Well, After the finger incident....I distanced myself from H. I couldn't handle the drama. I saw him for only a few minutes last weekend and that was that. D13 told me he and MOW made up (I didn't ask....she just told me she was annoyed with h when they were shopping because he spent all of his time tming mow).
Anyway, all was quiet until last night. H was supposed to take d13 to the dentist today and he called to tell me he couldn't take her because he was not feeling up to it.
I asked if he was ok and he told me he wasn't. That it didn't matter. He was full. He couldn't take any more. He then told me that in a few days I would hate him anyway for what he had done. I asked what he meant by that and he said you will find out.

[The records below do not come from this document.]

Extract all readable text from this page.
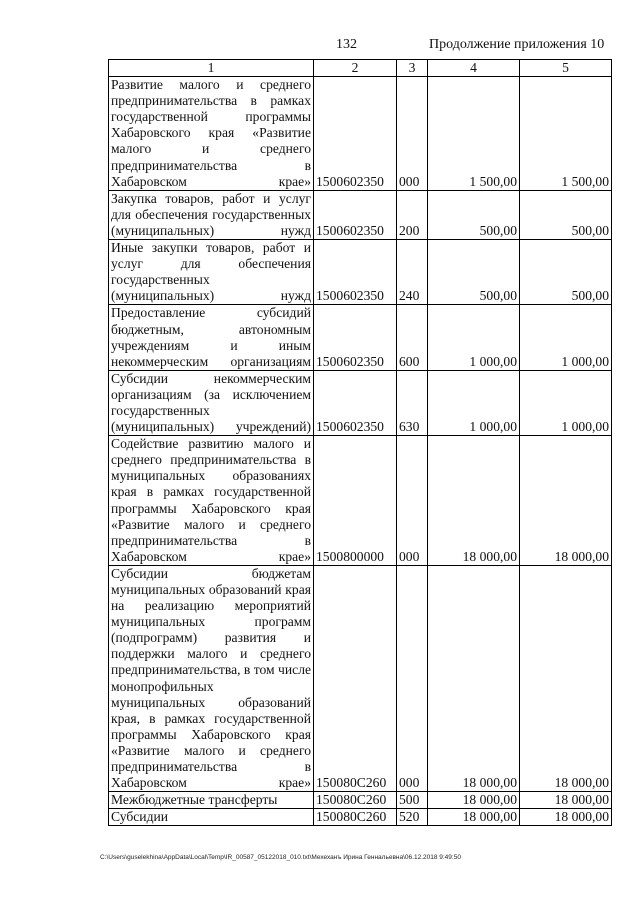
132	Продолжение приложения 10
1	2	3	4	5
Развитие малого и среднего предпринимательства в рамках государственной программы Хабаровского края «Развитие малого и среднего предпринимательства в Хабаровском крае»	1500602350	000	1 500,00	1 500,00
Закупка товаров, работ и услуг для обеспечения государственных (муниципальных) нужд	1500602350	200	500,00	500,00
Иные закупки товаров, работ и услуг для обеспечения государственных (муниципальных) нужд	1500602350	240	500,00	500,00
Предоставление субсидий бюджетным, автономным учреждениям и иным некоммерческим организациям	1500602350	600	1 000,00	1 000,00
Субсидии некоммерческим организациям (за исключением государственных (муниципальных) учреждений)	1500602350	630	1 000,00	1 000,00
Содействие развитию малого и среднего предпринимательства в муниципальных образованиях края в рамках государственной программы Хабаровского края «Развитие малого и среднего предпринимательства в Хабаровском крае»	1500800000	000	18 000,00	18 000,00
Субсидии бюджетам муниципальных образований края на реализацию мероприятий муниципальных программ (подпрограмм) развития и поддержки малого и среднего предпринимательства, в том числе монопрофильных муниципальных образований края, в рамках государственной программы Хабаровского края «Развитие малого и среднего предпринимательства в Хабаровском крае»	150080С260	000	18 000,00	18 000,00
Межбюджетные трансферты	150080С260	500	18 000,00	18 000,00
Субсидии	150080С260	520	18 000,00	18 000,00
C:\Users\guselekhina\AppData\Local\Temp\IR_00587_05122018_010.txt\Мехеханъ Ирина Геннальевна\06.12.2018 9:49:50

So, I hung up with h and he then proceeded to tm me. The whole blame thing again (i thought that the anger had passed....). He went on about how all the same MLC lines...I didn't listen to him, I loved him on my terms, he had no say in anything,etc.
My only response to him was that I was sorry he was in pain and that I was not perfect and that I was sorry he was still so hurt. I left it at that.
H was not here for d13 when she came home from school today. She told me he called her apologizing and crying.
So, not sure why I will be hating H. Is he completeing the d? Is he selling the house again? Is it something worse.
UGH...
Trying not to think about it but the fact that he tried so hard to be mad at me and make me angry last night leaves me wondering.